National Assessment Banks were a testing resource in Scottish education. They were commonly referred to as NABs after the National Assessment Bank from which these assessments are selected by teachers, are internal assessments that used to form part of the Scottish Higher and Intermediate courses. These were assessed by a centre and are moderated by the Scottish Qualifications Authority. Candidates sitting a courses at Intermediate 1, Intermediate 2, Higher and Advanced Higher levels were required to have passed a NAB for each unit in order to sit the end of course examination. The NAB examinations are, as of 2010, no longer compulsory, and pupils can sit the final examination without sitting a NAB. Often, pupils must pass a prelim to sit the final exam.

Intermediate and Higher courses are divided into three units (or in some cases, such as Intermediate Physics, two whole units and two half units). Each pupil will sit the NAB after completing a particular unit. A pass in the NAB is required for the pupil to continue with the rest of the course and to sit the final exam. Each pupil is allowed a resit if they fail their first NAB, but if they fail the resit their individual situation will be considered by their teacher, who will then decide whether they are allowed to continue with the rest of the course.

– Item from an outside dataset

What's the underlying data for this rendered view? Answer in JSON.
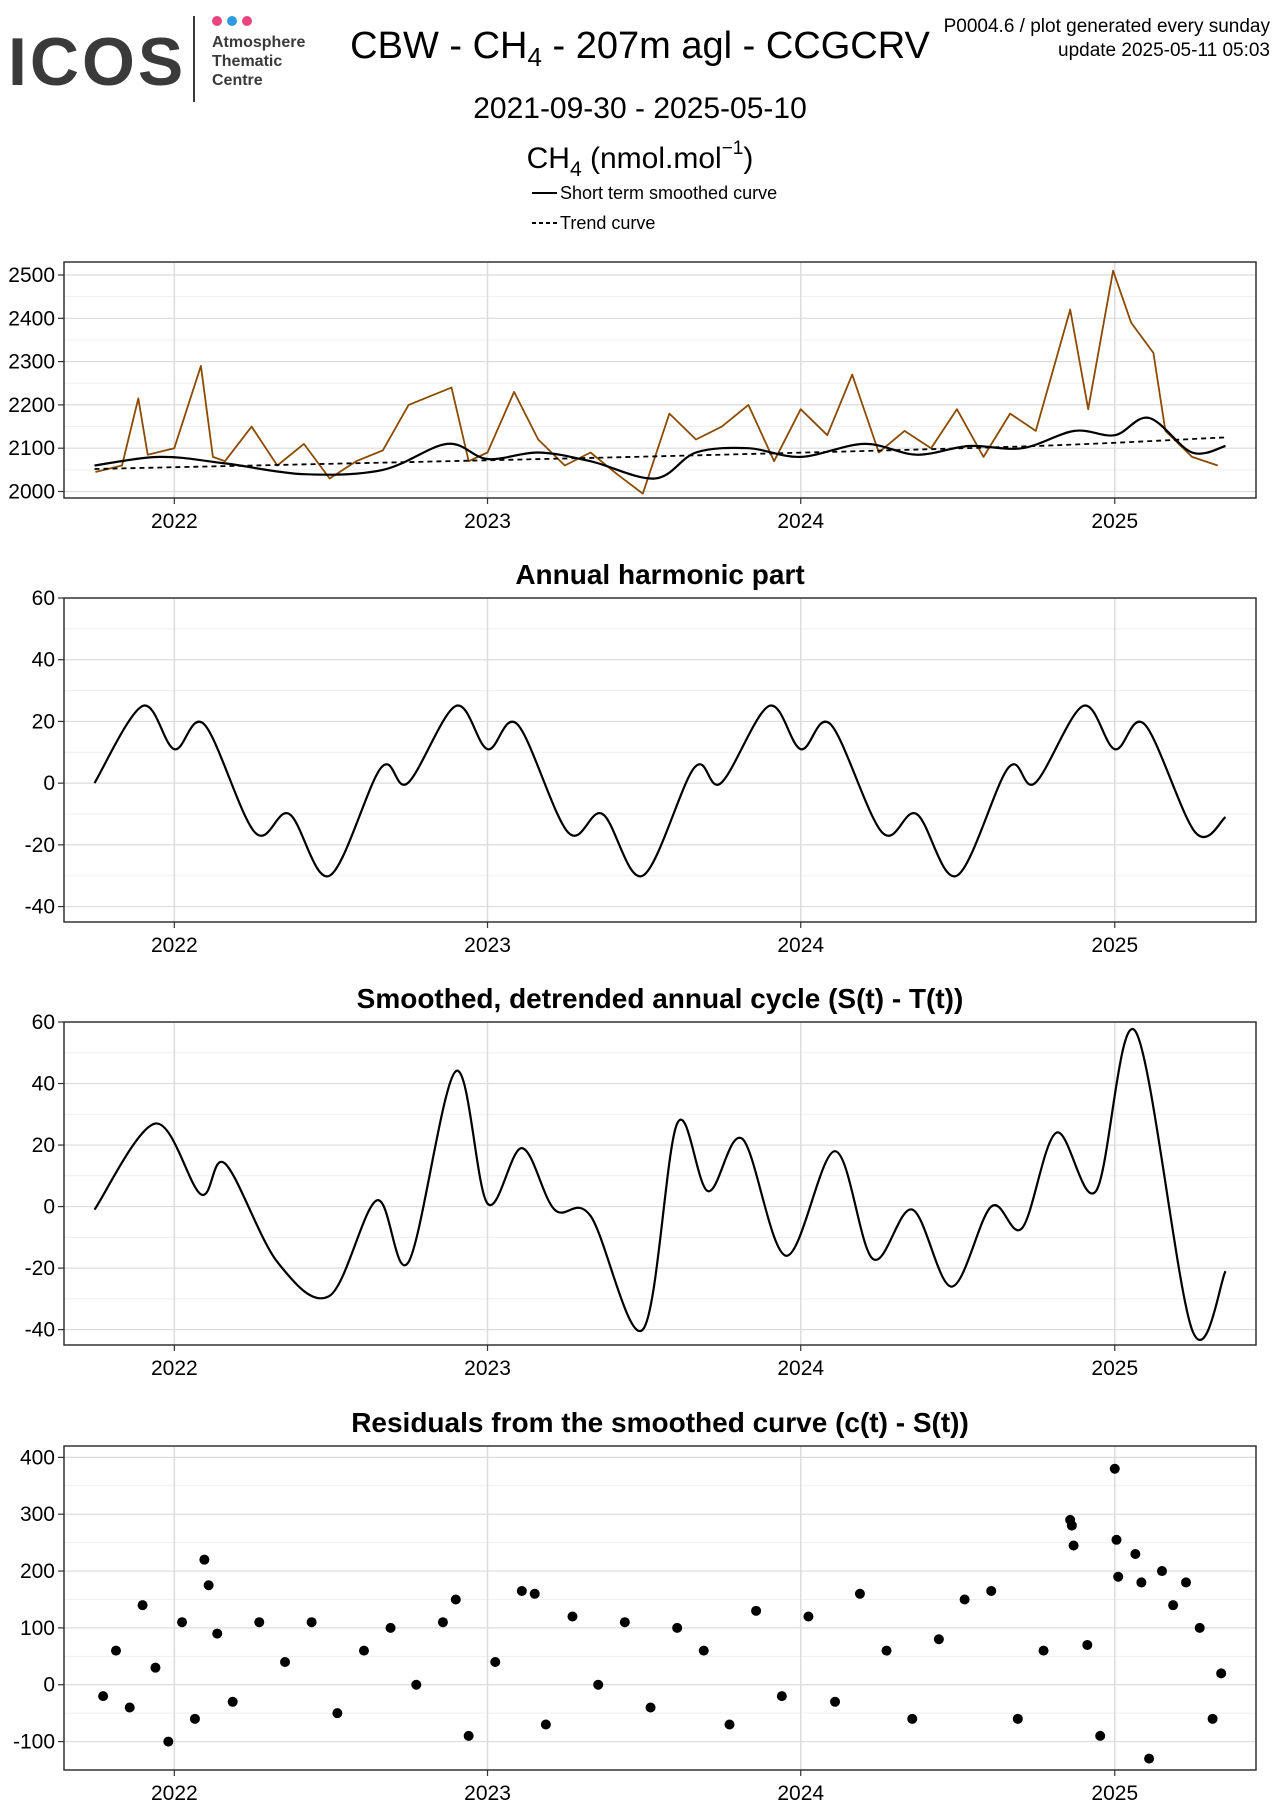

The standard time for a NAB is 45 minutes, and 25 minutes for a half-unit NAB. However, the time allowed for each NAB often varies depending on the specific subject.

A NAB has no grade awarded to it – it is simply a pass or fail. The NABs are often made up of "core" course (grade "C") type questions, allowing candidates of all abilities to gain a pass. Ideally, candidates who are aiming for "A" or "B" passes in the end of course exam should be passing NABs comfortably. Depending on the subject, the percentage required for a pass is around 50–60%.